The
narrative begins in Cluj, Romania, a city of about 200,000 in which
Romanians, Hungarians and Jews lived in relative peace though not
without underlying ethnic and anti-Semitic tensions. This book consists
principally of stories about the narrator's childhood and adolescence
as the son of impoverished Holocaust survivors. His parents are unable
to talk about their past, but their lives – and the lives of their two
sons - are utterly shaped by it. As the narrator sheds the relative
innocence of childhood, he becomes more consciously aware of his
parents' profound loneliness, the glaring gaps in his family's history
and the questions that go unanswered.
At fourteen, the narrator
is required to leave school in order to learn a trade and earn money to
help support his parents and elder brother who continues in school and
is headed for the university. The injustice and indignity of being
yanked out of school by his uncle on behalf of his parents is
exacerbated by a newfound view of his parents' powerlessness. This is
painful, but also freeing. Adolescent experimentation, the daily grind
of factory work, direct experiences of anti-Semitism, and big dreams of
escaping the politically restrictive system in which he lives shape the
narrator's stories.
It is from this context, that the narrator
and his brother embark on a trip to Czechoslovakia in January 1969,
with the expectation of never seeing their parents and friends again.

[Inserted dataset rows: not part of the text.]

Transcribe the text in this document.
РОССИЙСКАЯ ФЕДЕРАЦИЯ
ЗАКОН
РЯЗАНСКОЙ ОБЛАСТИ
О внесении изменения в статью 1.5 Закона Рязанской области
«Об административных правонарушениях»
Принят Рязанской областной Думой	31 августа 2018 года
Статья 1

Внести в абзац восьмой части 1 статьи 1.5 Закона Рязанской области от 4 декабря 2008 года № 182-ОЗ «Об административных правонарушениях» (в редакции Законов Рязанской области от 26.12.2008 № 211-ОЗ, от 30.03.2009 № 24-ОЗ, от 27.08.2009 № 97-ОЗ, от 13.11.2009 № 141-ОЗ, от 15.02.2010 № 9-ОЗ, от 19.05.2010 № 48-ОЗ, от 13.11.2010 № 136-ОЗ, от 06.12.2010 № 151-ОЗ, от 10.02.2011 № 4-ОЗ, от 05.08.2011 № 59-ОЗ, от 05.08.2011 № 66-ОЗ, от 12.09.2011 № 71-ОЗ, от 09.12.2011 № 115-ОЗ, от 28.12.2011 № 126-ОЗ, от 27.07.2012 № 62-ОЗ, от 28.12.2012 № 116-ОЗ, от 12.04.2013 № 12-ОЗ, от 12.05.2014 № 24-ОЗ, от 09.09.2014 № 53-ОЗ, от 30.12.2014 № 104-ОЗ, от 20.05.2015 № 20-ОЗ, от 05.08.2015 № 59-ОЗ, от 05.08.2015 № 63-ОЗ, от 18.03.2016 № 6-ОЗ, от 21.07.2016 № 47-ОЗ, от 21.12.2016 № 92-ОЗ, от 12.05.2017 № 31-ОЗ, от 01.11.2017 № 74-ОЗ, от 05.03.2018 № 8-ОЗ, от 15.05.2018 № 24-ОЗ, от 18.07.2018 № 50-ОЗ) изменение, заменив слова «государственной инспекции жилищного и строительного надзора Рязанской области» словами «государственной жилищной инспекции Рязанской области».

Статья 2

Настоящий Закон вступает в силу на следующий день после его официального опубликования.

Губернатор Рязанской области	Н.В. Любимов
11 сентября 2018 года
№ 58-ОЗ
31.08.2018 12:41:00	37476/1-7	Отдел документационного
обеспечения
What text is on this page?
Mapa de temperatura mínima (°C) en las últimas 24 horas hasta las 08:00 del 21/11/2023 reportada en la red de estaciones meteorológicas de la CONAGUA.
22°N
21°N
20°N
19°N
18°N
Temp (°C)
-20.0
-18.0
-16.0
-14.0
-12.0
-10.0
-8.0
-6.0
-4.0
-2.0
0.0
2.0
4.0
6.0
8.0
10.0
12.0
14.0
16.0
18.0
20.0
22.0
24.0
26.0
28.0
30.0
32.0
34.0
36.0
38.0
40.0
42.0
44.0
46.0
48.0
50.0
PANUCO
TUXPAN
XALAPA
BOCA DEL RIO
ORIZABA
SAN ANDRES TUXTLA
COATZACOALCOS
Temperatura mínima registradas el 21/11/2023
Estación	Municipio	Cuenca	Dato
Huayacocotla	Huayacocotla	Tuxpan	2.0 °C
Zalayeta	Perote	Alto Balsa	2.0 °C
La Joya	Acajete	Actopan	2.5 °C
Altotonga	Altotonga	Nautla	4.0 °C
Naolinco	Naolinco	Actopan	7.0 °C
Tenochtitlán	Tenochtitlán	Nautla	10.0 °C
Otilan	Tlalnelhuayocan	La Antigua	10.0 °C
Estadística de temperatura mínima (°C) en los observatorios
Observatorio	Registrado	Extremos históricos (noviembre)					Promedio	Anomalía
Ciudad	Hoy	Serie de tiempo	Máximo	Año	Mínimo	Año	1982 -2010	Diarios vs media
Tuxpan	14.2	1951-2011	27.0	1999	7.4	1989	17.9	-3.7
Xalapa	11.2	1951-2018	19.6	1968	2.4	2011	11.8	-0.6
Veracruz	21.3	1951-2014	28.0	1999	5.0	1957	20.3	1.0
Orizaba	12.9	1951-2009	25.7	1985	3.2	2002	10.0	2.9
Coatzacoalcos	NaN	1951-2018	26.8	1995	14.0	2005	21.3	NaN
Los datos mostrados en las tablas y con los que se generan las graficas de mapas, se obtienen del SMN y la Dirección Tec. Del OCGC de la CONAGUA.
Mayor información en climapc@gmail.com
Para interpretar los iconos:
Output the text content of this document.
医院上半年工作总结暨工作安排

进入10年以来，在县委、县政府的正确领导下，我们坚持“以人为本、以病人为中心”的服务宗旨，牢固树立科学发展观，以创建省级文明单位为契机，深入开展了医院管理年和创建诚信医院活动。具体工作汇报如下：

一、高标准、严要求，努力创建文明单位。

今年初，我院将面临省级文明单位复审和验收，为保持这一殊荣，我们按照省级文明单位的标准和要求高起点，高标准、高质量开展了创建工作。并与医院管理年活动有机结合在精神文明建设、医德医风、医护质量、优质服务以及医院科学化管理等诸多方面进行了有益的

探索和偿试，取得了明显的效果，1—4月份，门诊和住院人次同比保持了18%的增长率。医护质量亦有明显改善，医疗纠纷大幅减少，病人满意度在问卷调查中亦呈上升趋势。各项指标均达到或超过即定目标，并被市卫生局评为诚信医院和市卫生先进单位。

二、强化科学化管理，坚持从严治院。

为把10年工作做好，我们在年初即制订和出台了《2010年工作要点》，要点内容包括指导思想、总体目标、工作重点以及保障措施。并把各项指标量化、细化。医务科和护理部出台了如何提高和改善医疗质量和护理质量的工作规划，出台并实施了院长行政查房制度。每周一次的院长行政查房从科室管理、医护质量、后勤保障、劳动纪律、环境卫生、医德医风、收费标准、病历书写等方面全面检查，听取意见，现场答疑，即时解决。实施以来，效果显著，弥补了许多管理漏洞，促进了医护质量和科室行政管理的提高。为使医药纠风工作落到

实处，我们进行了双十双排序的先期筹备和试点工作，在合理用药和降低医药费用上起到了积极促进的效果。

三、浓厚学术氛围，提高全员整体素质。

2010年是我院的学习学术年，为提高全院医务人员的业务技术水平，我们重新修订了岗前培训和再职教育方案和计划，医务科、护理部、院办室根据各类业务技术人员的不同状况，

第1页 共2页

They travel by train to Czechoslovakia in the months shortly after the
Russian invasion of Prague. There, after several failed attempts, they
succeed in crossing the border to Austria and find their way to Vienna.
Arriving in Vienna shortly after Christmas-time, they are awed by the
glitter and abundance. The narrative ends with the two brothers leaving
Vienna for Israel.
The life and events recounted in "Leaving -
Memories of Romania" set the stage for a second volume in which the
narrator (and author) travels to Israel, Europe, and Canada in search
of a home in the West. Eventually he settles in the United States where
he is a professor of Latin American Literature.